À gauche, en approche submergée, le Dockwise Vanguard. Cet extraordinaire navire semi-submersible mesure 275 mètres de longueur hors-tout pour un bau maxi de 70 mètres. Ces cotes sont quasiment celles de sa surface disponible au pont. Le creux est de 15,50 mètres. Quant au tirant d’eau maximal de 10,99 mètres en charge, il passe à… 31,50 mètres lorsque le navire est en semi-submersion, avec 16 mètres d’eau au-dessus du pont principal ! Son port en lourd, c’est-à-dire le poids maximum du chargement qu’il peut embarquer, est de 116 173 tonnes métriques. Sa jauge brute UMS (Universal Measurement System ou GT pour Gross tonnage), c’est-à-dire son volume intérieur (coque et superstructures fermées sans aucune déduction, tandis que la jauge nette ne concerne que les volumes utilisables commercialement, sur un bâtiment comme celui-ci l’emport est extérieur sur le pont) est de 91 238.
    À droite, le Costa Concordia. Le paquebot mesure 290,20 mètres de longueur hors-tout (cela dépassera donc de 15 mètres) pour un maître-bau de 35,50 mètres (ce qui laisse autant pour les cales latérales). Son tirant d’eau est de 8,20 mètres et son tirant d’air de 51,96 mètres.
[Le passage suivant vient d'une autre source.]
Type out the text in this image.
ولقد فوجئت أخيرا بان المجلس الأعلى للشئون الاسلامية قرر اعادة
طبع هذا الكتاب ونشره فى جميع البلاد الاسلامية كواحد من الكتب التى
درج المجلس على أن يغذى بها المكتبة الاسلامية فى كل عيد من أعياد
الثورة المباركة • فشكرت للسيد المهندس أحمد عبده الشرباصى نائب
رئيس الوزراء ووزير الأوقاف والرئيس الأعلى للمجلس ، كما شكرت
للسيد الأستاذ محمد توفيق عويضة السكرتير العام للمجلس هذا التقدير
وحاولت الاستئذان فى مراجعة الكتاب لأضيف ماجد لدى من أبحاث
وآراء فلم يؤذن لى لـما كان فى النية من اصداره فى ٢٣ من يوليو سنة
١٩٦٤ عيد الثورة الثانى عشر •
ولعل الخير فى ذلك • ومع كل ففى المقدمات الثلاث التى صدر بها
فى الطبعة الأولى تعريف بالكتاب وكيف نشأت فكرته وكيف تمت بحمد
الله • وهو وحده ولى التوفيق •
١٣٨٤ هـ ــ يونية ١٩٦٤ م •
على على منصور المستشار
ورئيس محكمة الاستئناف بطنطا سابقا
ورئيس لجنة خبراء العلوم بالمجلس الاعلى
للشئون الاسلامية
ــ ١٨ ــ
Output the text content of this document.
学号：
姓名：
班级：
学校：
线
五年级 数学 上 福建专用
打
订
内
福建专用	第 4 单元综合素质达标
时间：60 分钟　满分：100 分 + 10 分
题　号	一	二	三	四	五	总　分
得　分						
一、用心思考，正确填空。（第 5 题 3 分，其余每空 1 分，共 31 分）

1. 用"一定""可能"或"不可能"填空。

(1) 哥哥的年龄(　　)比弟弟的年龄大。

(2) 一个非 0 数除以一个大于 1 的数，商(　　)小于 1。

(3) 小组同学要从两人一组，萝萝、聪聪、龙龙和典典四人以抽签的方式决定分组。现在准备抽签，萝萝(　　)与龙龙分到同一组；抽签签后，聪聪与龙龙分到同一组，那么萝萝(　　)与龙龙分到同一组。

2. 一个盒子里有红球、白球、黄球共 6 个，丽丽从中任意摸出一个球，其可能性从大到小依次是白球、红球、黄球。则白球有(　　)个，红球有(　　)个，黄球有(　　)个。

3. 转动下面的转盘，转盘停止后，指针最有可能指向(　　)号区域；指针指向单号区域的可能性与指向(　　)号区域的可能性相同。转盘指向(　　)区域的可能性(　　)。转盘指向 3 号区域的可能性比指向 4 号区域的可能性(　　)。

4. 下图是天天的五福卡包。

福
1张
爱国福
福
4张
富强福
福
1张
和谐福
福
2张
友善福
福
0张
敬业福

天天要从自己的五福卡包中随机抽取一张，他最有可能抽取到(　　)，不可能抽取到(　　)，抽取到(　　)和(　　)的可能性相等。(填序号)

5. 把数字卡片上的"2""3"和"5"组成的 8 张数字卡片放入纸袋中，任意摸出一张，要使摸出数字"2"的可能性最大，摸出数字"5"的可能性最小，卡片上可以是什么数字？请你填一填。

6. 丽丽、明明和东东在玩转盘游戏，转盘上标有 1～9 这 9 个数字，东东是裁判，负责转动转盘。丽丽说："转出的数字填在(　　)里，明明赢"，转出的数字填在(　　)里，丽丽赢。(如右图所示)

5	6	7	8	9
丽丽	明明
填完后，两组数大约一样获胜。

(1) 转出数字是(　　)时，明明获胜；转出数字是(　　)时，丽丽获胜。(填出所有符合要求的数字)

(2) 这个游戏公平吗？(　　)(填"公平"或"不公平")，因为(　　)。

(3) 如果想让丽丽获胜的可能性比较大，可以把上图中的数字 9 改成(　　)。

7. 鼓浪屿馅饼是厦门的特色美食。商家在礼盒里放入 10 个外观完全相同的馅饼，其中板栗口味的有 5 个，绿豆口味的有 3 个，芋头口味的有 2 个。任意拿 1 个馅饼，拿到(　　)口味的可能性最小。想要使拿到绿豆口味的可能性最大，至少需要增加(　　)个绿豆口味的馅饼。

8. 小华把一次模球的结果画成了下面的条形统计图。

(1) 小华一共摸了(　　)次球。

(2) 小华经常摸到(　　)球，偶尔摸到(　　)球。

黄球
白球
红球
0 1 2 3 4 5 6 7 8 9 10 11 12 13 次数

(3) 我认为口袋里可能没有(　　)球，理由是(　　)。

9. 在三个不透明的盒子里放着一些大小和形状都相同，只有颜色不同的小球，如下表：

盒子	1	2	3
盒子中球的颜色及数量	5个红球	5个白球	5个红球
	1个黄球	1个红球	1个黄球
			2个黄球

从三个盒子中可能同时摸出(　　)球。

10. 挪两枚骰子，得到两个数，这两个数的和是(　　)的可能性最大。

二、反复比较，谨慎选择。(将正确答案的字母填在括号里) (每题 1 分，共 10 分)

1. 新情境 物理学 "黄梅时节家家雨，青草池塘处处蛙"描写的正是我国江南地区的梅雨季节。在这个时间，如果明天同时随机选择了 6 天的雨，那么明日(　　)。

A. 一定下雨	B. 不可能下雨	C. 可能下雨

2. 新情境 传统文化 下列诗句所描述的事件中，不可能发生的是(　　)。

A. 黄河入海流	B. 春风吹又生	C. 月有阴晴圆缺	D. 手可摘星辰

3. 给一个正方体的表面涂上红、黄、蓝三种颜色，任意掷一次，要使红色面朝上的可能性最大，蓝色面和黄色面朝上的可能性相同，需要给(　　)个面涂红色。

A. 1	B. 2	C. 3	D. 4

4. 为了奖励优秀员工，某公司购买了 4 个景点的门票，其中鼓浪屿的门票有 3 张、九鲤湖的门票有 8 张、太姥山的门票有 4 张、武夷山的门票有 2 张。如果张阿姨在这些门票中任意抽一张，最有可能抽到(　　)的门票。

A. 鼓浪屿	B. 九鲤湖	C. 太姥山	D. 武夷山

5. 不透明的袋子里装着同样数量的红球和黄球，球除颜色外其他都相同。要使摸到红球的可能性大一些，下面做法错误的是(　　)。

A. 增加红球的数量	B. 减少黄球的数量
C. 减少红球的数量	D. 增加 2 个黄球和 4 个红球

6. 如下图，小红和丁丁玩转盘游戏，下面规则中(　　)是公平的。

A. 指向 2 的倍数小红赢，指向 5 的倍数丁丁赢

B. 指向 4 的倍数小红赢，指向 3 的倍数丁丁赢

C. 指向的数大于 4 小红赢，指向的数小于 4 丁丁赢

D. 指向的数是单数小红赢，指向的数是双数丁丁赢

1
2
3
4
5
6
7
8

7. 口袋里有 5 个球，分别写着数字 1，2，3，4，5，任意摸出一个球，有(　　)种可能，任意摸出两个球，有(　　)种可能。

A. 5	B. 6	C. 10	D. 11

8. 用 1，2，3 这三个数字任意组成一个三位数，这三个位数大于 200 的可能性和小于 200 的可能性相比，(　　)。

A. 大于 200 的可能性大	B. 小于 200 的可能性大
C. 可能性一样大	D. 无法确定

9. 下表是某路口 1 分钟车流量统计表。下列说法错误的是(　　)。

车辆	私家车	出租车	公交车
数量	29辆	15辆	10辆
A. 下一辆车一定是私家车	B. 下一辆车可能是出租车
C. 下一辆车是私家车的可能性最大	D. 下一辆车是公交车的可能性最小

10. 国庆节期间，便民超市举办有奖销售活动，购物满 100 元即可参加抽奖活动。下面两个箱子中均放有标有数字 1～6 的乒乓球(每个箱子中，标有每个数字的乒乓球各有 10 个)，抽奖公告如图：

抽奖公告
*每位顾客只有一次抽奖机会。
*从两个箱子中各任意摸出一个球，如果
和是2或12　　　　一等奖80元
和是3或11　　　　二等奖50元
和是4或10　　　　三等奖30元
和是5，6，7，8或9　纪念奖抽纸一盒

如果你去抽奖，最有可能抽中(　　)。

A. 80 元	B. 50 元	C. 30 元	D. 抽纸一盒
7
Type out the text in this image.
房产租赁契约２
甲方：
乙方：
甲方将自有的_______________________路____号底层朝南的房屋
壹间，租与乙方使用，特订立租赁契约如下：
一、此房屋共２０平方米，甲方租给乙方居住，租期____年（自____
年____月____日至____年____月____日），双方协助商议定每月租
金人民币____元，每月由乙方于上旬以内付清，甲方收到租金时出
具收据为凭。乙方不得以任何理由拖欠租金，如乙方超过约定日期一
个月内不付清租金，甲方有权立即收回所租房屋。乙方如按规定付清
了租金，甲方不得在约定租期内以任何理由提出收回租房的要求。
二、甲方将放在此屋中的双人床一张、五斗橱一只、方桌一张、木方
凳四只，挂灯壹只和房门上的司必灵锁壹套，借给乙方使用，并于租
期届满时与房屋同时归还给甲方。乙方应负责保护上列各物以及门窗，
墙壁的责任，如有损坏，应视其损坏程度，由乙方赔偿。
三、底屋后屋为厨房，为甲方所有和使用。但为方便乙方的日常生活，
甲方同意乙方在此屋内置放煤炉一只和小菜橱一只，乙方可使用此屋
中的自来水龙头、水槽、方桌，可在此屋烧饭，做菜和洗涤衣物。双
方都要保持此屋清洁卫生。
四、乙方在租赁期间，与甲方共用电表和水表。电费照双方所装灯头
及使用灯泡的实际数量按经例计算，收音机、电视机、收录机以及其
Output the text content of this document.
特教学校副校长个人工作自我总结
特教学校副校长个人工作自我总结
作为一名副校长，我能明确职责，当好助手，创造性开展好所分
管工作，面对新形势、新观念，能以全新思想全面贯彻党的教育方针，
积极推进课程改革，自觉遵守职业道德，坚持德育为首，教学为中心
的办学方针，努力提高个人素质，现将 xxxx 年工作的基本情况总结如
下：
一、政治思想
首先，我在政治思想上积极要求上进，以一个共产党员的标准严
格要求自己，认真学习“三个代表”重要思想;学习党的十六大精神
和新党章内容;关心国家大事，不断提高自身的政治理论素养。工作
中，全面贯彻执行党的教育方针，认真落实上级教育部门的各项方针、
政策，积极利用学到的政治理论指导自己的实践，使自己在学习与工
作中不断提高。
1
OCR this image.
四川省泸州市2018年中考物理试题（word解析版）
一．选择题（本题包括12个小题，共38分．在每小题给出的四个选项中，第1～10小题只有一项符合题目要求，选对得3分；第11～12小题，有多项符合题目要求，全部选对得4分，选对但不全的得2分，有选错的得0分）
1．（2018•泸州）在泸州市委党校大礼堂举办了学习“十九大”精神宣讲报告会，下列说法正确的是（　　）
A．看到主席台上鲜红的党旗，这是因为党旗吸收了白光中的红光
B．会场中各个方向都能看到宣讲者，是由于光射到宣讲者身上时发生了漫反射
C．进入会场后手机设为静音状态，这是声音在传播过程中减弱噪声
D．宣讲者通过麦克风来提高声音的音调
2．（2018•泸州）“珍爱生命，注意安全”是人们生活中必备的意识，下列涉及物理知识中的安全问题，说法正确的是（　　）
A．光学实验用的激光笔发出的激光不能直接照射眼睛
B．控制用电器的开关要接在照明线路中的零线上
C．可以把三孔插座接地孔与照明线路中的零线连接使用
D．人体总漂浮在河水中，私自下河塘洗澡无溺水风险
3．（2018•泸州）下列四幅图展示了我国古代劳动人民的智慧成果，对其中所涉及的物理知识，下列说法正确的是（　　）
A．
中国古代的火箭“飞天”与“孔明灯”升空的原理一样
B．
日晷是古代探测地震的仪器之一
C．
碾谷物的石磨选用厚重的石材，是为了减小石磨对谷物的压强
Son déplacement lège, c’est-à-dire son poids à vide est de 51 387 tonnes (à comparer avec les 116 173 tonnes du port en lourd de son chargeur, la marge est donc substantielle), à ne pas confondre avec sa  jauge brute UMS de 114 500. (© Dockwise / Boskalis)

 

 

2. Le positionnement.

 

 

Pour permettre l’accès du Dockwise Vanguard, un énorme chantier sous-marin serait à réaliser sur l’épave et ses environs. Mais rien n’est décidé pour l’instant. Costa Crociere et Dockwise ont seulement signé un contrat de 30 millions de dollars garantissant la disponibilité du Vanguard, au cas où… (© Dockwise / Boskalis)

 

 

3. La remise à flot.

 

 

 Depuis le redressement de l’épave les 16 et 17 septembre 2013, suite au naufrage du 13 janvier 2012, le plan consiste à installer sur la coque deux rangées de caissons, sur chaque bord. En les vidant, on accompagnerait la remise à flot du Costa Concordia… À l’origine, il était prévu de remorquer alors celui-ci vers un port italien. Avec de grosses interrogations sur l’étanchéité réelle de la coque du paquebot et sur sa résistance structurelle. D’où l’idée d’amener au-dessous le Dockwise Vanguard… (© Dockwise / Boskalis)

 

 

4. Le calage.

 

 

Le pont très dégagé du Dockwise Vanguard permet d’envisager d’embarquer le Costa Concordia et ses caissons qui serviraient aussi à la stabilité du chargement… (© Dockwise / Boskalis)

 

5. La route.

 

 

La solution Dockwise Vanguard offrirait enfin l’intérêt majeur, pour les payeurs, de choisir une destination beaucoup plus lointaine pour l’épave, y compris ailleurs qu’en Méditerranée et qu’en Europe, par exemple dans un pays du Sud très bon marché pour le ferraillage… Or, ce serait impossible avec le simple remorquage d’un navire ayant tant souffert. Le déchargement du Costa Concordia pourrait alors s’effectuer à flot, par submersion, ou directement sur un quai. (© Dockwise / Boskalis)

 

 

Pour terminer ce billet sur une autre vidéo (n’ayant rien à voir), vous n’avez sans doute pas oublié cette hallucinante collision dans le Solent entre un voilier de 10 mètres et un pétrolier de 260 mètres pour 123 581 tonnes de port en lourd, survenue le 6 août 2011 et que www.voilesetvoiliers.com avait présentée le 13 août 2011.

 

Le tribunal du West Hampshire vient de condamner Roland Wilson, le skipper du Corby 33 Atalanta - alors lieutenant dans la Royal Navy… – à une amende de 3 000 livres sterling (environ 3 500 euros) et un peu plus de 100 000 livres sterling aux dépens (près de 117 000 euros) pour cette infraction commise tandis qu’il courait la Semaine de Cowes.

 

La cour l’a déclaré coupable d’un défaut de veille et du non respect des règles du Règlement international pour prévenir les abordages en mer (RIPAM) vis-à-vis d’un grand navire dans un chenal étroit, au détriment de la sécurité du pétrolier Hanne Knutsen en approche de Southampton.

 

Comme on le voit sur la vidéo, un équipier avait sauté par-dessus bord avant l’abordage, lequel avait causé le démâtage du voilier, le spi ayant accroché l’ancre du tanker ! Un autre marin avait reçu le mât sur la tête et il avait été légèrement blessé. Heureusement, cela s’était terminé sans partie de bateau perché.

 

O.C.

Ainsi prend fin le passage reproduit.